Ian Smith became Rhodesia's president in 1964 and began pressing for independence. When he realised that Britain's conditions for cutting the tether wouldn't be accepted by Rhodesia's whites, he made a Unilateral Declaration of Independence. The Declaration was declared illegal by Britain, and the UN imposed sanctions (mostly ignored) in 1968. The African parties opted for increasingly fierce guerilla warfare (known as the Second Chimurenga) and whites began to abandon their homes and farms. Smith tried ceasefires, amnesties, secret talks and sneaky assassinations, all of which failed to curb the fighting. Finally, he was forced to call a general non-racial election and hand over leadership to Abel Muzorewa, an African National Congress member.

Internationally, Muzorewa was taken about as seriously as the Spice Girls, and when Margaret Thatcher became British PM in 1979, she applied steely fix-it attention to the situation. A constitution was painfully thrashed out between Smith, Muzorewa, and other high-ranking nationalists such as Joshua Nkomo and Robert Mugabe. In the carefully monitored election of March 1980, Mugabe prevailed by a wide margin and Zimbabwe joined the ranks of Africa's independent nations.

Mugabe, a committed Marxist, has hung on to power ever since. He's survived resurgent rivalry and guerilla activity through a canny combination of dirty government, gerrymander and intimidation. It seems unlikely that Mugabe will ever get his one-party state - especially after the collapse of the USSR, the landslide defeat of Kaunda (a very mixed-up Marxist) in neighbouring Zambia, and the increasingly strident demands by the International Monetary Fund, the World Bank and aid donors for the introduction of greater democratic measures in return for loan or aid.

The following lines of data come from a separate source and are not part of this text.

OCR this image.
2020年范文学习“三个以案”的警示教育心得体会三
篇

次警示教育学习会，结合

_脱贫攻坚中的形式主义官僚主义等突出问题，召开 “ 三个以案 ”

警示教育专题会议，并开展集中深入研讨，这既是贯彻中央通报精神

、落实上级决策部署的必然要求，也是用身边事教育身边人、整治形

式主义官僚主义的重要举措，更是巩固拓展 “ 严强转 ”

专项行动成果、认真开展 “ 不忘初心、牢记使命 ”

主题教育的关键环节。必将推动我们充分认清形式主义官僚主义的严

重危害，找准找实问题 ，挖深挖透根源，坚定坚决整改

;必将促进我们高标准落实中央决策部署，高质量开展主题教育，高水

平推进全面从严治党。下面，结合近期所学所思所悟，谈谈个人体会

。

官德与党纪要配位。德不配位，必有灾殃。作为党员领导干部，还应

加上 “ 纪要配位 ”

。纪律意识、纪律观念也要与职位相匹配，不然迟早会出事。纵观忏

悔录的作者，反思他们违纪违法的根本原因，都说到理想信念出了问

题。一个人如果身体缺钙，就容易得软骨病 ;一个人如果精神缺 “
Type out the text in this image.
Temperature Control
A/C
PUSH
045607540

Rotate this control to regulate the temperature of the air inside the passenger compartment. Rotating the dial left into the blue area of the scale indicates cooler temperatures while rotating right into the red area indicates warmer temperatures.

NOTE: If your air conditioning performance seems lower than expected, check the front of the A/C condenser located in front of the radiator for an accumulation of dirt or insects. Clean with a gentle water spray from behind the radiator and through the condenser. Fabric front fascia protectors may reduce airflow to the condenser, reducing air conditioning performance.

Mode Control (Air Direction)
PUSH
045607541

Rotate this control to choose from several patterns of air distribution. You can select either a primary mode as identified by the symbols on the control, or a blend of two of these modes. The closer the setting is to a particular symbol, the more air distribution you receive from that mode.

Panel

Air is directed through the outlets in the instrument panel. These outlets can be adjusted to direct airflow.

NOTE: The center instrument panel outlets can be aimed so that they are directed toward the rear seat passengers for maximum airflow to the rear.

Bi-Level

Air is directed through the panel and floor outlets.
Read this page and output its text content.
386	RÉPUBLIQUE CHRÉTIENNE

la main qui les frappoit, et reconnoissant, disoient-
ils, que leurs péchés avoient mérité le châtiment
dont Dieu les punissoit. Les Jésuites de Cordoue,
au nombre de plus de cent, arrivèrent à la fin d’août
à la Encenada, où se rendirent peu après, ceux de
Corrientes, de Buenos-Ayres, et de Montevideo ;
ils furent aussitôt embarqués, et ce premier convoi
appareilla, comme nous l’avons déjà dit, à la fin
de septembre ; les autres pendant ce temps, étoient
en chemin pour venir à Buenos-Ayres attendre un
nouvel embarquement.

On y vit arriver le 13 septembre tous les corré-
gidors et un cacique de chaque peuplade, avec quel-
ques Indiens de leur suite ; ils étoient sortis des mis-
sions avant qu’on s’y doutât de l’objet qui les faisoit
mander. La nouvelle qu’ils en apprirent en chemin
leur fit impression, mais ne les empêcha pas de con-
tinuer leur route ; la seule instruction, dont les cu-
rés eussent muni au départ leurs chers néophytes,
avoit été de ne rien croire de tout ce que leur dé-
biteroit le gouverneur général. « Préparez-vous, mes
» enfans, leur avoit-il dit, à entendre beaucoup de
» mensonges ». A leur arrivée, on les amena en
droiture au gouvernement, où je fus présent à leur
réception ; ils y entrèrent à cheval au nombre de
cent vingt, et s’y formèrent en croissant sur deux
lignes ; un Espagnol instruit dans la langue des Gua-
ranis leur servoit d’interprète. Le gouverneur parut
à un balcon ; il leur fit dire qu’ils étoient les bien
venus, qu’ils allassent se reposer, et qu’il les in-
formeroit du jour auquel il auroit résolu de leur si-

Zimbabwe's citizens have become increasingly impatient with Mugabe as his large-scale mismanagement has filtered down as hip-pocket pinch. In Harare in early 1998, the dissatisfaction spilt over into open hostility, riots and looting. Although the country is recovering from the catastrophic drought of the early 1990s, the economy remains in dire straits. Zimbabwe, and Mugabe in particular, have come under increasing scrutiny due to the worrying increase in politically motivated human rights abuses and general climate of fear.

Mugabe was reelected in March 2002, but the election was controversial and marred by scandal. The rival Movement for Democratic Change (MDC) has united with other civic organizations in continuing protests for a new constitution and against Mugabe's dictatorial tactics. Mugabe has accused his rivals of treason and clamped down on journalists who dare criticize his regime. International leaders are keeping a close watch on the situation and hoping to stave off further chaos through negotiations.